Sugata Srinivasaraju's lament in the piece, 'My City, Their Eyes', where he states that 'Bangaloreans are often blind to their backyards, but visitors carry a sight that sifts the city with far greater precision', could have been avoided had he understood what Sherlock Holmes tried to tell Watson.

In Marketing lingo, the process of getting used to a place so much that people get blinded to its sights is termed, 'Sensory Adaptation'. The term adaptation refers to 'getting used to' certain sensations, that is, becoming acccomodated to a certain level of stimulation.

Every sight and sound a city throws up is a stimuli for our senses. Should we live in a city long enough, our senses get so used to such stimuli, we tend to ignore them, even get blinded, never stopping to notice and respond. To the foreign students, the sights and sounds of Bangalore are worth responding to, simply because the stimuli is fresh and new; something that their senses are keen to respond to.

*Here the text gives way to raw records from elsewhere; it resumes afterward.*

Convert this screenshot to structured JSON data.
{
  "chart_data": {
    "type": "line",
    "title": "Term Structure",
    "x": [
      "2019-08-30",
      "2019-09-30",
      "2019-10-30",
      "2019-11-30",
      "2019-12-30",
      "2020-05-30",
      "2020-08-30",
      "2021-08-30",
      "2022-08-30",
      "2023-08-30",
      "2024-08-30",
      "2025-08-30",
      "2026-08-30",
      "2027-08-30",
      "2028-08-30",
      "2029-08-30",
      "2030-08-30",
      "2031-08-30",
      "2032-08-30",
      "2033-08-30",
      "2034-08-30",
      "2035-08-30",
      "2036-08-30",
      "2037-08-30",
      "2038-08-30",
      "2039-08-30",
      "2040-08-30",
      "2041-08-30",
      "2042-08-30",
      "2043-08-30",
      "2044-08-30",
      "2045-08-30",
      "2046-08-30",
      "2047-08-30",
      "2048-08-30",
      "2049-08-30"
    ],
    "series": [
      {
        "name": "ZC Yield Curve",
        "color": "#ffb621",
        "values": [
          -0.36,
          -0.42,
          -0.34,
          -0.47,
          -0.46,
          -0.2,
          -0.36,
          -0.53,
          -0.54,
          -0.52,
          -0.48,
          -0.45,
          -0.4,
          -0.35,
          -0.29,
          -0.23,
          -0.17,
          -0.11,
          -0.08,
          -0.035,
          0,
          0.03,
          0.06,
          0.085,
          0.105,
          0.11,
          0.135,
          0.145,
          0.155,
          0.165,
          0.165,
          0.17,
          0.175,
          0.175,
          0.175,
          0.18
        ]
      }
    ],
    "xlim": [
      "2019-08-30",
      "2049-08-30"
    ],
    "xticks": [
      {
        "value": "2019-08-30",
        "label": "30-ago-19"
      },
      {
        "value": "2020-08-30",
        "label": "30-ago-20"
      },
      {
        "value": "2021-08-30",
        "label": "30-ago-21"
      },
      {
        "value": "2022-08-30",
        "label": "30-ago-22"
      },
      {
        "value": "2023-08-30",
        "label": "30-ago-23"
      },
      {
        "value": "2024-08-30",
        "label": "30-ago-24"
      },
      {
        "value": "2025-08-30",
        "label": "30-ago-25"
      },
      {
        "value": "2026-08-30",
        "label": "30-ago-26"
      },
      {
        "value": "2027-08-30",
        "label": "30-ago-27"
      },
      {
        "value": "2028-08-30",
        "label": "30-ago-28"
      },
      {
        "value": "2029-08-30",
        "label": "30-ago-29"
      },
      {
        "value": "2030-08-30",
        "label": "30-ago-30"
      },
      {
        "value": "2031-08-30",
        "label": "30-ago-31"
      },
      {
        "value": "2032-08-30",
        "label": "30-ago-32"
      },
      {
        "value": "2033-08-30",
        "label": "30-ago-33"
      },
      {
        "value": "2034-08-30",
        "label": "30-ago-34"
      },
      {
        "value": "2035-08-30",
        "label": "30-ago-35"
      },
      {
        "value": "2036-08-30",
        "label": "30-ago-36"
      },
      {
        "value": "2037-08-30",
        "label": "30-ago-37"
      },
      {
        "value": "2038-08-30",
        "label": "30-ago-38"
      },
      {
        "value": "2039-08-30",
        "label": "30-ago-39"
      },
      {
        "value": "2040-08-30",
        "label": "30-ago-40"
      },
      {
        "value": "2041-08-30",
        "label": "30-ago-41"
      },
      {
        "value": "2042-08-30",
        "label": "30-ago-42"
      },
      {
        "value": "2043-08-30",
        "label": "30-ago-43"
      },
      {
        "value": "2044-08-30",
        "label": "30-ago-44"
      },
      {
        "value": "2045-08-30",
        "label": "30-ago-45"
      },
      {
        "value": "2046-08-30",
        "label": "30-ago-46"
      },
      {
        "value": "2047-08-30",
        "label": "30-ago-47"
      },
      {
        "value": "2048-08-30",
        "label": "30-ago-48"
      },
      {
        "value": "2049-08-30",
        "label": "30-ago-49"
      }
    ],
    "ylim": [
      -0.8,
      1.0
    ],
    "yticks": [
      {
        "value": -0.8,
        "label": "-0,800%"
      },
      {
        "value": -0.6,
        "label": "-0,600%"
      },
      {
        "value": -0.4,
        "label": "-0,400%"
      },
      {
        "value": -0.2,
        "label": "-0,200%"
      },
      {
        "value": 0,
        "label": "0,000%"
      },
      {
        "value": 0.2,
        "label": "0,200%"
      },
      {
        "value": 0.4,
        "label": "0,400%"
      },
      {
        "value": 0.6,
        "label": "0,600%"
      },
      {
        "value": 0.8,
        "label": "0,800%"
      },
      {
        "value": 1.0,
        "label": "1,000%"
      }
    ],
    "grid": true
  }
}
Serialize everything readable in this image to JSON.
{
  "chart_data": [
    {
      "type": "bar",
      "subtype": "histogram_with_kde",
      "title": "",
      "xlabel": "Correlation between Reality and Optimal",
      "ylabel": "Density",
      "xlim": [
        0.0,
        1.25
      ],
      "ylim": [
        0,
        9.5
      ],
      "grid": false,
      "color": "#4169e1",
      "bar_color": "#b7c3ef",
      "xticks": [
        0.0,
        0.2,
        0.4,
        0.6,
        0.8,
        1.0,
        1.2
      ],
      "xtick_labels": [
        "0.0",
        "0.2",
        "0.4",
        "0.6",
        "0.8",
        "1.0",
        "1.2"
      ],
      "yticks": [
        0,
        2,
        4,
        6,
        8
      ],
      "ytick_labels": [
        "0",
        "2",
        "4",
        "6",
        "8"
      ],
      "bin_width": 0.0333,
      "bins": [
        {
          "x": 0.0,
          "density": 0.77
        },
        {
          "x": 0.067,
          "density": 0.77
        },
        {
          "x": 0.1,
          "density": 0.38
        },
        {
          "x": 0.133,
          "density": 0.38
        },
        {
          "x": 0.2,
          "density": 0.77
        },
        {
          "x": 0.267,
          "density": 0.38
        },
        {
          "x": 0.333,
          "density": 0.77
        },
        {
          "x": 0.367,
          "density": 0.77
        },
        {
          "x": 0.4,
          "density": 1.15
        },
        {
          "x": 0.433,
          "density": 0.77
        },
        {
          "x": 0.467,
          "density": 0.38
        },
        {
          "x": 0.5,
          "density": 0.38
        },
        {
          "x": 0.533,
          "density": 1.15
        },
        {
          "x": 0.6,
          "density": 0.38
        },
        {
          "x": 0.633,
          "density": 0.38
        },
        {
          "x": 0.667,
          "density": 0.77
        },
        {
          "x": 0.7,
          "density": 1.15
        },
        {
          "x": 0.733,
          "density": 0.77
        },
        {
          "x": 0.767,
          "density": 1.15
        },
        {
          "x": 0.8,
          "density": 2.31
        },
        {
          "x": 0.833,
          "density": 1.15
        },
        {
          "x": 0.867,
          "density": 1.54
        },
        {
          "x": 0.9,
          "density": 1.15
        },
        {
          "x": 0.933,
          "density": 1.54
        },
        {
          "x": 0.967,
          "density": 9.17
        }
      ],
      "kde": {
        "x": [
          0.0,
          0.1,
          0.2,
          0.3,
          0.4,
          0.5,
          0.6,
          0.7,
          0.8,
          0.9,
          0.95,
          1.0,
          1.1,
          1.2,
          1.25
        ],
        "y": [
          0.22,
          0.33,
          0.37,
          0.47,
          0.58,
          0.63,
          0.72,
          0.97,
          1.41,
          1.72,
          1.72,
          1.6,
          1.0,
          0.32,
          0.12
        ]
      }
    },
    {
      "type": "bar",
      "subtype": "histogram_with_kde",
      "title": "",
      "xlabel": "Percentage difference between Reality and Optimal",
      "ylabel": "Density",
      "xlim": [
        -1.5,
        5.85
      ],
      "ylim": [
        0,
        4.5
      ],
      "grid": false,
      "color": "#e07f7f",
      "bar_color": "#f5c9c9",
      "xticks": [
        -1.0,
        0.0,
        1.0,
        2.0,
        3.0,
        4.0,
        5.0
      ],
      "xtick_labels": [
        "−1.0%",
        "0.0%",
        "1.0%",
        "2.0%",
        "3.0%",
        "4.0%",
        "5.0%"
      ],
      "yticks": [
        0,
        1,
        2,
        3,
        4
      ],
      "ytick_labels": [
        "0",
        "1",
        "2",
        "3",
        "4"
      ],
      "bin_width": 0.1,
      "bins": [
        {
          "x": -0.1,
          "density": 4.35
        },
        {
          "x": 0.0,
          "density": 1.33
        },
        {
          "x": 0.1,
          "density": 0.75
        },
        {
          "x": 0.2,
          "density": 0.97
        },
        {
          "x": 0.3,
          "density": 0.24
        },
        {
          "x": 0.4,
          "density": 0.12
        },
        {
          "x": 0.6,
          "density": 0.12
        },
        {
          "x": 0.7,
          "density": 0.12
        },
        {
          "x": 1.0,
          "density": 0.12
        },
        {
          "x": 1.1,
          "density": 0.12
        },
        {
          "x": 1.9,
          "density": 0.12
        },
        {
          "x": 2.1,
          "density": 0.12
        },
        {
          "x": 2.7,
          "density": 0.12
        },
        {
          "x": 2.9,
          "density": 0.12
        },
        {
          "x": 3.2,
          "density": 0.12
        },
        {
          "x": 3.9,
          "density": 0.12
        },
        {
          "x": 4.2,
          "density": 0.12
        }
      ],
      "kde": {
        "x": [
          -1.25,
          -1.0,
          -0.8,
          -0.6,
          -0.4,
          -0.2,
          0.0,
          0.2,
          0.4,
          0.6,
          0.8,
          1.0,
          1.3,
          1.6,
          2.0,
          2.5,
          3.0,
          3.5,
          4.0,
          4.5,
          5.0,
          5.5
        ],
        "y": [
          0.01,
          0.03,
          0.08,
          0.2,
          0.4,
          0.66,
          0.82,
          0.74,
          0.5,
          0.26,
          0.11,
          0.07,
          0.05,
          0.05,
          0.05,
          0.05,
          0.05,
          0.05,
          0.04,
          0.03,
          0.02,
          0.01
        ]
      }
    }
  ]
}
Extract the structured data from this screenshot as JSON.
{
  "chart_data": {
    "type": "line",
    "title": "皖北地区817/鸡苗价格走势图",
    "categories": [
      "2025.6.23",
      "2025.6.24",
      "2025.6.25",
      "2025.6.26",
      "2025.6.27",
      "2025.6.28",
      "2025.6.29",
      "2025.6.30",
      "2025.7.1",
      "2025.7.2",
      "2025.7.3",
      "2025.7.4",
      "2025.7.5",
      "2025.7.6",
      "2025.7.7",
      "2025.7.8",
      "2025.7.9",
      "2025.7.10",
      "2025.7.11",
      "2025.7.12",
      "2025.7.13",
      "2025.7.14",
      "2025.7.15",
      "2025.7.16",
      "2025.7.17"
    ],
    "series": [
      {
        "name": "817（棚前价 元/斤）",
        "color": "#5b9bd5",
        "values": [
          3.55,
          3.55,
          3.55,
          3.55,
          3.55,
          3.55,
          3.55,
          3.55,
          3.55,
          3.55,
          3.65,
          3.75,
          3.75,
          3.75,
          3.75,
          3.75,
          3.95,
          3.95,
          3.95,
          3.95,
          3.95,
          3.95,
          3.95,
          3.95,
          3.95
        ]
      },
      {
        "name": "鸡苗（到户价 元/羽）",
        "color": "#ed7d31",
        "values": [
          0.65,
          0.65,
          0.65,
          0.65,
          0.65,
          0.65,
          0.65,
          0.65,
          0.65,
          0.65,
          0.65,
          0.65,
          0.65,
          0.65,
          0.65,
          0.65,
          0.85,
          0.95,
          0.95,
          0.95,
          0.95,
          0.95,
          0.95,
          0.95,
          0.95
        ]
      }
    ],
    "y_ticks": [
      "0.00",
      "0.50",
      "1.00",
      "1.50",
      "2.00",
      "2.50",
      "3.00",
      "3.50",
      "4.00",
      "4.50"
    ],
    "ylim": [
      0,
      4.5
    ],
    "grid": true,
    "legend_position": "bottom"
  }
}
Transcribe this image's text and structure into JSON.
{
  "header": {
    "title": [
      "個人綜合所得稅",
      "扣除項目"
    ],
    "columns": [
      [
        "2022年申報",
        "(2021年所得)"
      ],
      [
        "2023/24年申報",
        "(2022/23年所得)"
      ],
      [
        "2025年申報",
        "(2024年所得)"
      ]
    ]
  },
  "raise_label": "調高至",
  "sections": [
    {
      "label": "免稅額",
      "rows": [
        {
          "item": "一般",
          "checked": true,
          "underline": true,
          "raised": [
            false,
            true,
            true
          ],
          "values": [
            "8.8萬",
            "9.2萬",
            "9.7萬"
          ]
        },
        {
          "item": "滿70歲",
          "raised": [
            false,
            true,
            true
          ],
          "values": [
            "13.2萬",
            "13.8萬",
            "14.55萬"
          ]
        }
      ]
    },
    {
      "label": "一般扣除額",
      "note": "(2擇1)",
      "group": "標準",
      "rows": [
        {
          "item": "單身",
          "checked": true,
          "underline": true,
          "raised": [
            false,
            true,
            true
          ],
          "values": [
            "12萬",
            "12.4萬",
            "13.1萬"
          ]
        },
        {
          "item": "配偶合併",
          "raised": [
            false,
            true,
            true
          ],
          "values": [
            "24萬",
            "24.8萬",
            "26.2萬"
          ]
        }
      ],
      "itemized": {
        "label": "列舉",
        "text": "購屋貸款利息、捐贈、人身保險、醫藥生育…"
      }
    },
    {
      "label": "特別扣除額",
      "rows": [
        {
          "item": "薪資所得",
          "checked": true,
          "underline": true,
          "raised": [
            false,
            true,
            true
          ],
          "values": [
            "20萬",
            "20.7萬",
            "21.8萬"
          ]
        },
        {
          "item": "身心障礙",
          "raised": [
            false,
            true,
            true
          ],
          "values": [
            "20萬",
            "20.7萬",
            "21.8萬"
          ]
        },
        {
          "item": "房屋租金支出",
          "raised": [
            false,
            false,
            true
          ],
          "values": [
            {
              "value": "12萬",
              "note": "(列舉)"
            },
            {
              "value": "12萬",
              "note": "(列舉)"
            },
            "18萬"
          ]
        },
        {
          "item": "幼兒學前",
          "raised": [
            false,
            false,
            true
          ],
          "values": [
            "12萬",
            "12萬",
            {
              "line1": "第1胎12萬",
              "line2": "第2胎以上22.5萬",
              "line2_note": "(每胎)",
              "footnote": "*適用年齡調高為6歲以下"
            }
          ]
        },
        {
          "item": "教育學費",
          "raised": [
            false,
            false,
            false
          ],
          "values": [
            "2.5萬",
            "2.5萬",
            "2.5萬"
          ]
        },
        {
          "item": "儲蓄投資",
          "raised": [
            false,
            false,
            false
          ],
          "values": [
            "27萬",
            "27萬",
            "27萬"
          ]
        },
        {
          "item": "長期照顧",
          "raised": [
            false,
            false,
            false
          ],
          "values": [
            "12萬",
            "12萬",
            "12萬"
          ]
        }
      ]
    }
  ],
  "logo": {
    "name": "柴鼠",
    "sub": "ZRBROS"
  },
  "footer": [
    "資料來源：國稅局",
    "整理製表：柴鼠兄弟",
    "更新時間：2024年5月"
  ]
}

Sensory Adaptation is a pressing problem every Marketer faces. Consumers adapt quickly to brands and their communiques, so much, they totally ignore it. The only way to get them to respond to a brand stimuli is by ensuring that the entities of a communication process are managed in way that makes them different, stand out from the marketing clutter within which they operate. That is, employ a unique 'sender of the message', a unique method of encoding, a unique message, a standout media vehicle, among others. That way consumers will stop and take a look. Else they move on, blind to your brand.